Court Opinion

ID: 9875409
Source: CourtListenerOpinion
Date Created: 2023-09-26 22:32:57.868713+00
Date Added: 2024-06-11T07:47:00.626210
License: Public Domain

WATFORD, Circuit Judge,
concurring:
I join the court’s well-reasoned opinion with one caveat. To resolve this appeal, we need not decide whether evidence of a trademark’s “indiscriminate” verb use could ever tell us something about whether the public primarily thinks of the mark as the generic name for a type of good or service. Maj. op. at 1159-60. To the extent the court’s opinion can be read as taking a position on that question, I decline to join that aspect of its reasoning.
We don’t need to resolve whether evidence of indiscriminate verb use is categorically irrelevant in an action alleging that a trademark has become generic because, on this record, no rational jury could find in the plaintiffs’ favor even taking into account the flimsy evidence of indiscriminate verb use they produced. In support of its motion for summary judgment, Google produced overwhelming evidence that the public primarily understands the word “Google” as a trademark for its own search engine, not the name for search engines generally. In Google’s consumer survey, 93% of respondents identified “Google” as a brand name, rather than a common name for search engines. In every dictionary in the record, the first entry for “Google” or “google” refers to Google’s search engine. Google extracted concessions from the plaintiffs’ expert linguists that Google functions as a trademark for Google’s search engine. Google also submitted evidence showing that it uses its trademark to refer only to its own search engine, that it polices infringement by others, and that its competitors refrain from using the trademark to refer to their own search engines. Finally, Google offered evidence showing that major media outlets use “Google” to refer exclusively to Google’s search engine.
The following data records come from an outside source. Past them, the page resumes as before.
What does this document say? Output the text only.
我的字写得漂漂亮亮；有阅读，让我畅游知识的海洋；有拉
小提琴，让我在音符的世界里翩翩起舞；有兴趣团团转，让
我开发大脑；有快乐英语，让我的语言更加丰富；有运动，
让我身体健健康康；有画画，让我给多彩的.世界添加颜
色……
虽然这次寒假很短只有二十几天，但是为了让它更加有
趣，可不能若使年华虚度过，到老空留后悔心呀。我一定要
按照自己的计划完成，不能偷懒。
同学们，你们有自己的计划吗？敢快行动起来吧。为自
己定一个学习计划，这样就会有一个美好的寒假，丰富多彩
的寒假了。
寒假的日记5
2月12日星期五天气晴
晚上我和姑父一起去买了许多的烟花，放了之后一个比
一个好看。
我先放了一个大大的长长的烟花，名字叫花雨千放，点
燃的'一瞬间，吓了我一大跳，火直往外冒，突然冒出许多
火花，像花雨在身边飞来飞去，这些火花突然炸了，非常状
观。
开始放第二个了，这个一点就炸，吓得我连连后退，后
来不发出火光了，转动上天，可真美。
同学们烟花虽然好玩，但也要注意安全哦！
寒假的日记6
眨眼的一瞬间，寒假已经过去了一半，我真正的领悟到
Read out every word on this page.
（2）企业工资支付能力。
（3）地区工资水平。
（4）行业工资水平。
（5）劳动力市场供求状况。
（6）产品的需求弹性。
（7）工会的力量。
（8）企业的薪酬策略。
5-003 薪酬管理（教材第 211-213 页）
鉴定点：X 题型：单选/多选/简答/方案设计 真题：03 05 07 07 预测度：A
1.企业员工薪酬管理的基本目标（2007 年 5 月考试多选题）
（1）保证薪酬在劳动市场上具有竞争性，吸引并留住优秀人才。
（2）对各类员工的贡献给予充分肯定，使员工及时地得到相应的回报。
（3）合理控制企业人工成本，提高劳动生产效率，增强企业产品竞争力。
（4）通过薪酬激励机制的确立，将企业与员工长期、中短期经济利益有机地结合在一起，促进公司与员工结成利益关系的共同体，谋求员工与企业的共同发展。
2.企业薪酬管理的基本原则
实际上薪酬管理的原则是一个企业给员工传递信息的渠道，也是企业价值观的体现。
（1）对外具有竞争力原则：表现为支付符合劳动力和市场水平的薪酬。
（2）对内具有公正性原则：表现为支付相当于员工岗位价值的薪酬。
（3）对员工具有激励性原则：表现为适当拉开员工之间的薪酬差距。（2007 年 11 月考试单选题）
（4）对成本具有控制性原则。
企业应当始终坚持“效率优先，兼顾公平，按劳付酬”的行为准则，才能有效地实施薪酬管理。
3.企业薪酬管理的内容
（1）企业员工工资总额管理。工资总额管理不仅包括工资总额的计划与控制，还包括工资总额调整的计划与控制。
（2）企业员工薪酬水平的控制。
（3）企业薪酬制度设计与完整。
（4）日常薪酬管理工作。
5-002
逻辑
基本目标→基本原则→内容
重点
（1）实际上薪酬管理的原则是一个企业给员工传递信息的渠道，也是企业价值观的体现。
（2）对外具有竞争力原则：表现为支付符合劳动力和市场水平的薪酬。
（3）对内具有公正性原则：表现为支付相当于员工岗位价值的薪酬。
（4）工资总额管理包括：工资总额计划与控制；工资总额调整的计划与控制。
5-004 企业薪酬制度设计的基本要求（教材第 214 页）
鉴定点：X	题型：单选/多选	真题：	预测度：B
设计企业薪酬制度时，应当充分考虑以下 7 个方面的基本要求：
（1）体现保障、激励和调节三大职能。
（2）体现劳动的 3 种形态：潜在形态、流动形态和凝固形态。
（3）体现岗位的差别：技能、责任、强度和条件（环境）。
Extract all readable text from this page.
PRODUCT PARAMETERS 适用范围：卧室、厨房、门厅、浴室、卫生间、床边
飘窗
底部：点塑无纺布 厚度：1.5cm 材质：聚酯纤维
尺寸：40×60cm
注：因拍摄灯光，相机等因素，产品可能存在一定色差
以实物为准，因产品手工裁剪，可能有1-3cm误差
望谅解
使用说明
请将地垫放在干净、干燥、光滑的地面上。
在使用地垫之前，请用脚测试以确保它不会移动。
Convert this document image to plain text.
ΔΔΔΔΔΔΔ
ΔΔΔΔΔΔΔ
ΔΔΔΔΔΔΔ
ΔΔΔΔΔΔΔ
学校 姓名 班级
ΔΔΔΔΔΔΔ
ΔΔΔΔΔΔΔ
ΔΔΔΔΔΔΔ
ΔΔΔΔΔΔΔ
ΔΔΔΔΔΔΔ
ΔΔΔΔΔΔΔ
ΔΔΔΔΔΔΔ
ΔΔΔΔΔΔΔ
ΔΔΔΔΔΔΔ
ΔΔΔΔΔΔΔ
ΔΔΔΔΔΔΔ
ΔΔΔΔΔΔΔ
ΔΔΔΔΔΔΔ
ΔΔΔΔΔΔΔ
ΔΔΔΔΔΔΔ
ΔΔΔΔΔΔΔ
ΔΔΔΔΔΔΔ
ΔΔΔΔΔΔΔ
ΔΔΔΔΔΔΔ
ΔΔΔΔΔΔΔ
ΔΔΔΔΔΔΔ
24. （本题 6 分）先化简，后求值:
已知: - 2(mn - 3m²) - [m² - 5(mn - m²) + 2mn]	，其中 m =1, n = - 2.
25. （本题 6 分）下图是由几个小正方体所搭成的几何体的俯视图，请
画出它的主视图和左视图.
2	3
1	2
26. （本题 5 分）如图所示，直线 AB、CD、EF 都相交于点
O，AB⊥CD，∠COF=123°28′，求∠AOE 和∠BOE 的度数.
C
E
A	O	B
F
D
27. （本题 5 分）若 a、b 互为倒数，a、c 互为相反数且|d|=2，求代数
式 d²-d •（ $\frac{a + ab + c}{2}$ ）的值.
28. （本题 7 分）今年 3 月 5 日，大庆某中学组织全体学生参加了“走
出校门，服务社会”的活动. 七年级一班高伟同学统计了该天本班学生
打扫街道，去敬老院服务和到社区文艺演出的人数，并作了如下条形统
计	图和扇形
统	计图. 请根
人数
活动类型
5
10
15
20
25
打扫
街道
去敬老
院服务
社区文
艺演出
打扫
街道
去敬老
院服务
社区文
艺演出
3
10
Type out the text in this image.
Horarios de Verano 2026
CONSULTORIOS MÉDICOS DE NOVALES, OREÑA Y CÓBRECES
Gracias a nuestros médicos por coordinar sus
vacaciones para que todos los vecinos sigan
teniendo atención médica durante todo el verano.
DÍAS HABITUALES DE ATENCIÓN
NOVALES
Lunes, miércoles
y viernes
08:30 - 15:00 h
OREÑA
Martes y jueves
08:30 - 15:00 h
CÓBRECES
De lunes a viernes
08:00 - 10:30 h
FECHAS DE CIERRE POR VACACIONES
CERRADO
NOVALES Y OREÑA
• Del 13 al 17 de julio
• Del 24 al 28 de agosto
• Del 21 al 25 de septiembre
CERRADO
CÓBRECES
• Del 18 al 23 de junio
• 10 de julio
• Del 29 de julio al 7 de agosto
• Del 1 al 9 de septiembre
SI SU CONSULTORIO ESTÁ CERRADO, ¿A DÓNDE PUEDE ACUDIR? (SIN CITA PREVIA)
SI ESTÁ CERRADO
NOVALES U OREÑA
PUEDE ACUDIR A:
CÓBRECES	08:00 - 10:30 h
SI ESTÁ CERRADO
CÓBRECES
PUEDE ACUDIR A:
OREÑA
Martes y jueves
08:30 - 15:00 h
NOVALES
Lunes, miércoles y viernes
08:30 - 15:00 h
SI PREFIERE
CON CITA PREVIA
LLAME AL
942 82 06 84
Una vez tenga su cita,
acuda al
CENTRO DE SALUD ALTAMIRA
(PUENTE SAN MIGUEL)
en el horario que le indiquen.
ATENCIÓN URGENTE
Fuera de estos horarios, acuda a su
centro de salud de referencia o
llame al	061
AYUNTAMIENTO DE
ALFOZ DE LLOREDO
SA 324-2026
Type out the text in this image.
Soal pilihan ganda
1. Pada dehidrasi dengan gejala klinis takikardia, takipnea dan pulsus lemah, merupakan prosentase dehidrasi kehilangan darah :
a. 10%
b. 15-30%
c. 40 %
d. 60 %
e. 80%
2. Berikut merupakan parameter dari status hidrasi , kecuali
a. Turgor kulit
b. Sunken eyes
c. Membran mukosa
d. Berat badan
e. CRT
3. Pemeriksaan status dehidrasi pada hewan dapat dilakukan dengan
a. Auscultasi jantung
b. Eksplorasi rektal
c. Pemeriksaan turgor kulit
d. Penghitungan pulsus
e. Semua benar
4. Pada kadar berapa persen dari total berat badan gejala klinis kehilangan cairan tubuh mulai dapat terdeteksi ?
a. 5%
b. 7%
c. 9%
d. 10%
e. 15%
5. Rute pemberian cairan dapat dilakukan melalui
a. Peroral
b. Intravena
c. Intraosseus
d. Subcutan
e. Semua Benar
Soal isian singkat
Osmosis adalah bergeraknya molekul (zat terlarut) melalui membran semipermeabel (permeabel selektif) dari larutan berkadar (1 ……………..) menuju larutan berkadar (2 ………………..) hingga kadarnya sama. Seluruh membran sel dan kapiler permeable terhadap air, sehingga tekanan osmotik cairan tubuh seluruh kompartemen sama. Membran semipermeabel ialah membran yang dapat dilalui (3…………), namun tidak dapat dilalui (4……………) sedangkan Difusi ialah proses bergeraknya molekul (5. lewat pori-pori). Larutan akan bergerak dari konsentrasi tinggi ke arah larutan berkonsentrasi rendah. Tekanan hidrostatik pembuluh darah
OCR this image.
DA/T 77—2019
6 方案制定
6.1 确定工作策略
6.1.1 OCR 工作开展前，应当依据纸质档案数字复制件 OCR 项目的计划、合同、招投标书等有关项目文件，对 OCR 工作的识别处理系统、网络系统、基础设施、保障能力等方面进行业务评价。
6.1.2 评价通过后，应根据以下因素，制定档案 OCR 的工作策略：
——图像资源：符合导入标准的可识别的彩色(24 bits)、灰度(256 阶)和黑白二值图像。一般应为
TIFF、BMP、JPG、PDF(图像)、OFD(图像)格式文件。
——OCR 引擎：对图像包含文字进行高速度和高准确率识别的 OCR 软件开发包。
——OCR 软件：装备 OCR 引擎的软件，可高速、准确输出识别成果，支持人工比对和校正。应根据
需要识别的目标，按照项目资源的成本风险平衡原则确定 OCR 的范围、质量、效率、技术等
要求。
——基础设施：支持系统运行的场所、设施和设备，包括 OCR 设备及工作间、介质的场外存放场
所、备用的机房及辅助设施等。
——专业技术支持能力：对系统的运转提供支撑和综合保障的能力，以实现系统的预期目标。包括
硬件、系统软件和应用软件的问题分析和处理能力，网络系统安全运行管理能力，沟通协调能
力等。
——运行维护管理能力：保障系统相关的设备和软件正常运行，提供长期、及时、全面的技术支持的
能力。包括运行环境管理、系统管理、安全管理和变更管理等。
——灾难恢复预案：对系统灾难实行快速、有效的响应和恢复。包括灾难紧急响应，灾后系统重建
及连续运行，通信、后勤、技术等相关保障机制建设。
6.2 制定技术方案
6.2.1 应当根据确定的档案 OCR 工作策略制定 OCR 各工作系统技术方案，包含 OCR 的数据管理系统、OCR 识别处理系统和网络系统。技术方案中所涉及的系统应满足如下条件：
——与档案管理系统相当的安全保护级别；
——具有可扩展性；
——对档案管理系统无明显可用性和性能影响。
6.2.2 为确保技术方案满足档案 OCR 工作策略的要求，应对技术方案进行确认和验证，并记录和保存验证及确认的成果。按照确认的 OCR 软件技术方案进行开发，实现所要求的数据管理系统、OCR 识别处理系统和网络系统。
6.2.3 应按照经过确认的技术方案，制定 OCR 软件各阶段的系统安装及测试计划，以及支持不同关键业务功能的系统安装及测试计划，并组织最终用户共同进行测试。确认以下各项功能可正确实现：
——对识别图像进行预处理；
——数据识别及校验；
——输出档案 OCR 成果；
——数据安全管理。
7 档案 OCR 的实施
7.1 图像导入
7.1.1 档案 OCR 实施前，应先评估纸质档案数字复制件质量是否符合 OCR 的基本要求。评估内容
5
In response, the plaintiffs produced thousands of pages of largely irrelevant evidence showing merely that “google” is sometimes used as a verb. The sliver of potentially relevant evidence purporting to show that the public uses the verb “goo-gle” to refer to searching the Internet with any search engine (as opposed to Google’s search engine in particular) is too insubstantial to save the plaintiffs’ case. For example, the plaintiffs point to their Thermos survey, in which respondents were asked what word or phrase they would use to ask a friend to search for something on the Internet. Most respondents answered either “google,” “google it,” “google something,” “google this,” “google search,” or “bring up google.” However, those answers share the same problem that the court identifies with almost all of the plaintiffs’ evidence, such as the rapper T-Pain’s lyric telling his listeners to “google my name.” That is, without more context, we simply can’t tell whether the survey respondents were referring to searching the Internet with Google’s search engine or with any search engine generally.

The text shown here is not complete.